King had the largest business-bankruptcy count in the latest F-5A table. County bankruptcy rows can move when related business cases are filed in the same venue, so this table works best as a lead for follow-up reporting.
Definition: U.S. Courts classifies debt as business when the debtor is a corporation or partnership, or when business-related debt predominates.
| County | Business cases, 12 months ending Mar. 31, 2026 | Change vs prior 12 months | Chapter 11 cases | All bankruptcy cases |
|---|---|---|---|---|
| King | 182 | +73 | 87 | 1,955 |
| Snohomish | 43 | -14 | 25 | 1,037 |
| Pierce | 42 | +3 | 10 | 1,586 |
| Spokane | 26 | -2 | 6 | 752 |
| Clark | 22 | +7 | 3 | 891 |
| Franklin | 16 | +8 | 0 | 132 |
| Benton | 13 | +3 | 1 | 291 |
| Thurston | 12 | +2 | 2 | 465 |
| Kitsap | 11 | -3 | 4 | 327 |
| Yakima | 9 | +4 | 3 | 546 |
The 2026 Fed Small Business Credit Survey appendix reported that 94% of U.S. employer firms faced a financial challenge in 2025, 38% applied for financing, and 52% of applicants were fully approved.
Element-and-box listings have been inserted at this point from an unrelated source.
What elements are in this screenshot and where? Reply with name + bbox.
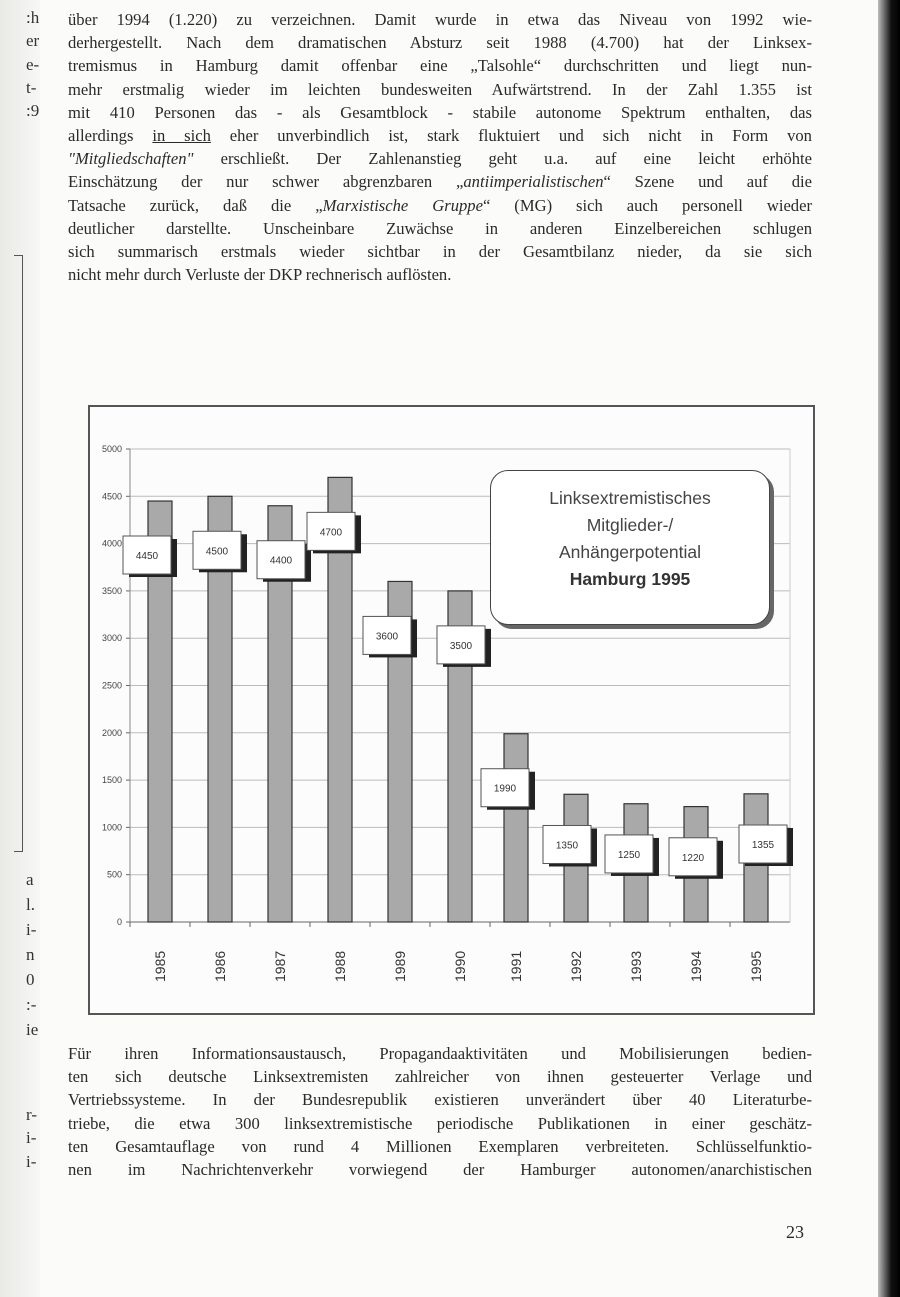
data-label: 1220	[682, 853, 705, 864]
x-tick-label: 1987	[272, 951, 288, 982]
x-tick-label: 1985	[152, 951, 168, 982]
y-tick-label: 0	[117, 917, 122, 927]
margin-fragment: i-	[26, 1128, 37, 1147]
x-tick-label: 1995	[748, 951, 764, 982]
y-tick-label: 4000	[102, 539, 122, 549]
text-line: deutlicher darstellte. Unscheinbare Zuwä…	[68, 218, 812, 238]
data-label-box	[480, 768, 530, 808]
data-label: 1990	[494, 784, 517, 795]
paragraph-bottom: Für ihren Informationsaustausch, Propaga…	[68, 1042, 812, 1181]
data-label-box	[192, 530, 242, 570]
data-label: 4450	[136, 551, 159, 562]
margin-fragment: n	[26, 945, 35, 964]
text-line: triebe, die etwa 300 linksextremistische…	[68, 1113, 812, 1133]
data-label-box	[436, 625, 486, 665]
y-tick-label: 4500	[102, 491, 122, 501]
text-line: mit 410 Personen das - als Gesamtblock -…	[68, 102, 812, 122]
text-line: Für ihren Informationsaustausch, Propaga…	[68, 1044, 812, 1063]
text-line: allerdings in sich eher unverbindlich is…	[68, 125, 812, 145]
text-line: ten Gesamtauflage von rund 4 Millionen E…	[68, 1136, 812, 1156]
y-tick-label: 500	[107, 870, 122, 880]
data-label-box	[668, 837, 718, 877]
y-tick-label: 2000	[102, 728, 122, 738]
margin-fragment: :9	[26, 101, 40, 120]
data-label: 3600	[376, 631, 399, 642]
margin-fragment: :-	[26, 995, 37, 1014]
text-line: Einschätzung der nur schwer abgrenzbaren…	[68, 172, 812, 192]
margin-fragment: e-	[26, 55, 40, 74]
bar-chart: 0 500 1000 1500 2000 2500 3000 3500 4000 4500 5000…	[88, 405, 815, 1015]
text-line: Vertriebssysteme. In der Bundesrepublik …	[68, 1090, 812, 1110]
chart-canvas: 0 500 1000 1500 2000 2500 3000 3500 4000 4500 5000…	[102, 444, 793, 982]
y-tick-label: 3500	[102, 586, 122, 596]
data-label: 4500	[206, 546, 229, 557]
data-label: 1250	[618, 850, 641, 861]
chart-title-line: Linksextremistisches	[549, 488, 711, 508]
text-line: Tatsache zurück, daß die „Marxistische G…	[68, 195, 812, 215]
x-tick-label: 1994	[688, 951, 704, 982]
margin-fragment: l.	[26, 895, 35, 914]
text-line: sich summarisch erstmals wieder sichtbar…	[68, 241, 812, 261]
text-line: derhergestellt. Nach dem dramatischen Ab…	[68, 33, 812, 53]
chart-title-line: Anhängerpotential	[558, 542, 702, 562]
margin-fragment: :h	[26, 8, 40, 27]
data-label: 4400	[270, 556, 293, 567]
x-tick-label: 1986	[212, 951, 228, 982]
y-tick-label: 2500	[102, 681, 122, 691]
x-tick-label: 1989	[392, 951, 408, 982]
margin-fragment: ie	[26, 1020, 39, 1039]
x-tick-label: 1990	[452, 951, 468, 982]
y-tick-label: 1500	[102, 775, 122, 785]
data-label-box	[604, 834, 654, 874]
margin-fragment: a	[26, 870, 34, 889]
text-line: ten sich deutsche Linksextremisten zahlr…	[68, 1067, 812, 1087]
text-line: "Mitgliedschaften" erschließt. Der Zahle…	[68, 149, 812, 169]
data-label: 4700	[320, 527, 343, 538]
text-line: nen im Nachrichtenverkehr vorwiegend der…	[68, 1159, 812, 1179]
paragraph-top: über 1994 (1.220) zu verzeichnen. Damit …	[68, 8, 812, 286]
data-label-box	[306, 511, 356, 551]
text-line: tremismus in Hamburg damit offenbar eine…	[68, 56, 812, 76]
page-gutter-shadow	[0, 0, 40, 1297]
bar	[503, 733, 529, 923]
data-label-box	[542, 824, 592, 864]
x-tick-label: 1993	[628, 951, 644, 982]
data-label: 1350	[556, 840, 579, 851]
chart-title-bold: Hamburg 1995	[569, 569, 691, 589]
x-tick-label: 1988	[332, 951, 348, 982]
page-edge-shadow	[878, 0, 900, 1297]
text-line: mehr erstmalig wieder im leichten bundes…	[68, 79, 812, 99]
margin-fragment: 0	[26, 970, 35, 989]
chart-title-line: Mitglieder-/	[586, 515, 674, 535]
data-label: 3500	[450, 641, 473, 652]
text-line: über 1994 (1.220) zu verzeichnen. Damit …	[68, 10, 812, 29]
text-line: nicht mehr durch Verluste der DKP rechne…	[68, 265, 452, 285]
margin-fragment: i-	[26, 1152, 37, 1171]
margin-fragment: r-	[26, 1105, 37, 1124]
margin-fragment: t-	[26, 78, 37, 97]
x-tick-label: 1992	[568, 951, 584, 982]
x-tick-label: 1991	[508, 951, 524, 982]
margin-fragment: er	[26, 31, 40, 50]
data-label: 1355	[752, 840, 775, 851]
margin-bracket	[14, 255, 23, 852]
margin-fragment: i-	[26, 920, 37, 939]
data-label-box	[122, 535, 172, 575]
chart-title-box: Linksextremistisches Mitglieder-/ Anhäng…	[490, 470, 770, 625]
data-label-box	[738, 824, 788, 864]
y-tick-label: 1000	[102, 822, 122, 832]
page-number: 23	[786, 1222, 804, 1242]
y-tick-label: 3000	[102, 633, 122, 643]
data-label-box	[256, 540, 306, 580]
y-tick-label: 5000	[102, 444, 122, 454]
data-label-box	[362, 615, 412, 655]
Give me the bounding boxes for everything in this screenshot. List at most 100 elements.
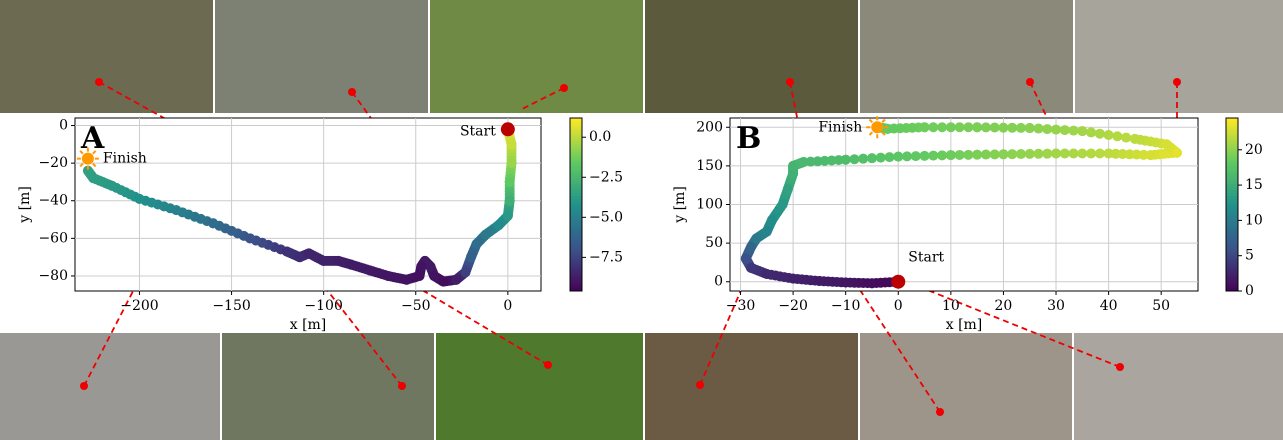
trajectory-point xyxy=(761,269,772,280)
trajectory-point xyxy=(364,265,375,276)
trajectory-point xyxy=(746,241,757,252)
photo xyxy=(645,333,858,440)
trajectory-fill xyxy=(954,149,965,160)
trajectory-fill xyxy=(1077,148,1088,159)
trajectory-point xyxy=(502,210,513,221)
colorbar-segment xyxy=(570,224,582,229)
y-tick-label: −40 xyxy=(38,193,68,209)
trajectory-point xyxy=(82,165,93,176)
colorbar-segment xyxy=(1226,285,1238,289)
trajectory-point xyxy=(919,122,930,133)
colorbar-tick-label: 0 xyxy=(1245,283,1254,299)
colorbar-segment xyxy=(1226,187,1238,191)
trajectory-fill xyxy=(980,149,991,160)
colorbar-segment xyxy=(570,198,582,203)
x-tick-label: 0 xyxy=(894,298,903,314)
colorbar-segment xyxy=(570,259,582,263)
x-tick-label: 40 xyxy=(1100,298,1118,314)
colorbar-segment xyxy=(570,152,582,156)
colorbar-segment xyxy=(1226,164,1238,168)
colorbar-segment xyxy=(1226,138,1238,142)
colorbar-segment xyxy=(1226,247,1238,252)
photo xyxy=(436,333,643,440)
trajectory-point xyxy=(798,157,809,168)
colorbar-segment xyxy=(570,135,582,139)
colorbar-segment xyxy=(570,192,582,197)
trajectory-point xyxy=(414,270,425,281)
colorbar-segment xyxy=(1226,123,1238,128)
trajectory-point xyxy=(451,274,462,285)
trajectory-point xyxy=(893,151,904,162)
trajectory-point xyxy=(972,122,983,133)
colorbar-segment xyxy=(1226,172,1238,177)
colorbar-segment xyxy=(570,210,582,214)
colorbar-segment xyxy=(1226,195,1238,200)
colorbar-segment xyxy=(1226,250,1238,255)
colorbar-segment xyxy=(570,190,582,194)
trajectory-point xyxy=(1171,147,1182,158)
colorbar-segment xyxy=(1226,227,1238,231)
photo xyxy=(860,0,1073,113)
colorbar-frame xyxy=(569,117,583,292)
trajectory-point xyxy=(788,273,799,284)
finish-ray xyxy=(79,162,84,168)
trajectory-point xyxy=(88,173,99,184)
colorbar-segment xyxy=(1226,244,1238,249)
trajectory-fill xyxy=(989,149,1000,160)
trajectory-fill xyxy=(1059,125,1070,136)
x-tick-label: −100 xyxy=(304,298,342,314)
colorbar-segment xyxy=(1226,175,1238,180)
trajectory-point xyxy=(429,270,440,281)
trajectory-point xyxy=(171,205,182,216)
colorbar-segment xyxy=(1226,169,1238,174)
colorbar-segment xyxy=(570,236,582,240)
finish-ray xyxy=(92,162,97,168)
colorbar-segment xyxy=(570,207,582,211)
colorbar-segment xyxy=(570,247,582,252)
y-axis-label: y [m] xyxy=(672,186,688,224)
x-tick-label: −50 xyxy=(401,298,431,314)
trajectory-fill xyxy=(1121,132,1132,143)
colorbar-segment xyxy=(570,267,582,272)
trajectory-fill xyxy=(1138,149,1149,160)
trajectory-fill xyxy=(1059,148,1070,159)
plot: −200 −150 −100 −50 0 0 −20 −40 −60 −80 x [m] y [m] A… xyxy=(17,117,623,333)
colorbar-segment xyxy=(570,143,582,148)
trajectory-point xyxy=(1129,133,1140,144)
start-marker xyxy=(500,122,515,137)
colorbar-segment xyxy=(570,241,582,246)
photo xyxy=(1075,0,1283,113)
y-tick-label: 150 xyxy=(696,158,723,174)
photo xyxy=(430,0,643,113)
colorbar-segment xyxy=(570,213,582,217)
colorbar-segment xyxy=(1226,141,1238,145)
colorbar-frame xyxy=(1225,117,1239,292)
panel-label: A xyxy=(80,121,105,156)
colorbar-tick-label: 5 xyxy=(1245,248,1254,264)
trajectory-fill xyxy=(1033,148,1044,159)
trajectory-point xyxy=(1103,148,1114,159)
trajectory-point xyxy=(840,154,851,165)
y-tick-label: 0 xyxy=(59,118,68,134)
colorbar-segment xyxy=(570,129,582,133)
trajectory-fill xyxy=(858,153,869,164)
trajectory-point xyxy=(866,278,877,289)
y-axis-label: y [m] xyxy=(17,186,33,224)
finish-ray xyxy=(868,118,873,124)
colorbar-segment xyxy=(570,279,582,283)
trajectory-fill xyxy=(989,122,1000,133)
colorbar-segment xyxy=(1226,192,1238,197)
trajectory-fill xyxy=(1042,148,1053,159)
x-tick-label: −20 xyxy=(778,298,808,314)
colorbar-segment xyxy=(1226,167,1238,171)
trajectory-point xyxy=(746,262,757,273)
y-tick-label: −60 xyxy=(38,230,68,246)
trajectory-fill xyxy=(910,151,921,162)
trajectory-fill xyxy=(937,122,948,133)
trajectory-point xyxy=(318,255,329,266)
colorbar-segment xyxy=(570,132,582,136)
colorbar-segment xyxy=(1226,262,1238,266)
trajectory-point xyxy=(460,267,471,278)
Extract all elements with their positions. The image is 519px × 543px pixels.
USAspending reports $13.1B in FY2025 federal procurement obligations to recipients located in Washington. The filter covers procurement awards to WA recipients across award type codes A, B, C, and D.
| NAICS | Federal procurement category | FY2025 obligations |
|---|---|---|
| 336411 | Aircraft Manufacturing | $4.3B |
| 541710 | Research and Development in the Physical, Engineering, and Life Sciences | $1.6B |
| 237990 | Other Heavy and Civil Engineering Construction | $1.2B |
| 541715 | Research and Development in the Physical, Engineering, and Life Sciences (except Nanotechnology and Biotechnology) | $976.2M |
| 236220 | Commercial and Institutional Building Construction | $584.7M |
| 518210 | Computing Infrastructure Providers, Data Processing, Web Hosting, and Related Services | $466.7M |
| 541512 | Computer Systems Design Services | $359.3M |
| 336611 | Ship Building and Repairing | $249.8M |
| 561210 | Facilities Support Services | $196.3M |
| 541990 | All Other Professional, Scientific, and Technical Services | $195.4M |
The charts and figures on this page come from public source files or APIs. Annual sources use the most recent complete year available; partial-year figures are labeled in the text.